Luigi Lombardini, figura enigmatica dalla vita spericolata, trascorsa per oltre 20 anni in prima linea nella lotta contro l’anonima sequestri in Sardegna negli anni 70 e 80. Un personaggio che ancora oggi rimane avvolto da luci ma anche da ampie ombre. Uomo imperscrutabile che ha fatto di questo tratto di personalità uno scomodo abito che indossava comunque con la disinvoltura e la convinzione di chi sa di essere l’unico e convincente “strumento” per risolvere “certe disagevoli situazioni”. Giovanni Seu * è l’autore del libro-inchiesta “Lombardini, il Giudice sceriffo”, che ha affascinato la folta platea alla biblioteca comunale di Telti per la presentazione del suo nuovo libro.

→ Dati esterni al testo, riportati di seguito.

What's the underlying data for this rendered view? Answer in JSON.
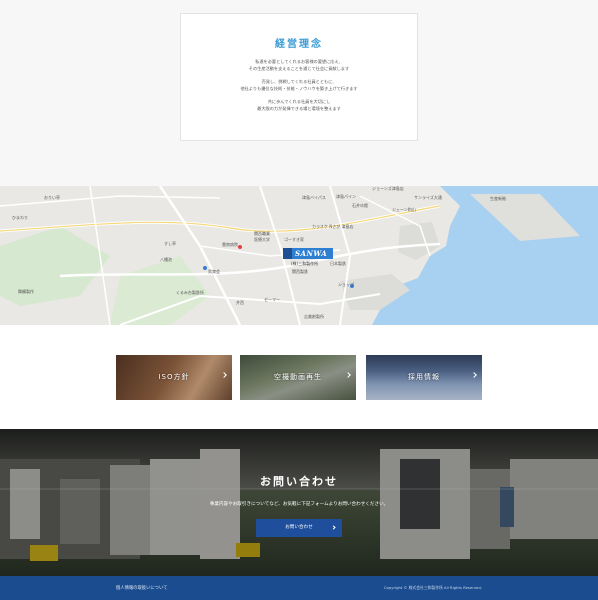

A rendere ancor più intrigante il racconto della vita del giudice Lombardini sono stati l’assessore di Telti Matteo Sanna di Telti, e il direttore della testata giornalistica online Moro Seduto e della trasmissione Scanner, Augusto Ditel, entrambi moderatori della serata.

La serata di Telti non è stata una ordinaria presentazione di un libro, ma un film d’azione con risvolto tragico dovuto alla morte per suicidio del Giudice Lombardini, avvenuta l’11 agosto 1998 nel suo ufficio del Tribunale di Cagliari, raccontato con grande attenzione ai particolari, con l’arricchimento di aneddoti da parte di chi, il Giudice “sceriffo”, lo ha conosciuto personalmente. Le scene del film, ogni partecipante all’evento, le ha prodotte/create con la mente durante il racconto dell’autore e dei moderatori. Non sono mancate riflessioni ed opinioni contrastanti sulla figura divisiva del Giudice sceriffo da parte del pubblico presente, cosa che ha confermato ciò che lui è stato per gli altri in vita. Un uomo così o si ama o lo si detesta.

La fine dell’evento ha lasciato tutti i partecipanti con una grande domanda: “Chi si cela realmente dietro quegli abiti di noti uomini dalle personalità così (apparentemente) forti e a volte anche spregiudicati, per i quali il detto «il fine giustifica i mezzi» è motto di vita?” Pirandello docet!

  • Classe 1971, sassarese, Giovanni Seu, dopo la laurea in Giurisprudenza e si trasferisce a Milano, dove svolge la professione di Giornalista collaborando con diverse testate editoriali/giornalistiche, tra le quali Il Foglio, Wired, Mitomorrow e l’agenzia Nova. Seu scrive libri di inchieste biografiche di personaggi che si sono distinti in vari campi in Sardegna, che hanno tutti un tratto comune, quello di essere fuori dalle righe”, di camminare lungo la linea di confine, oscillando tra le parti.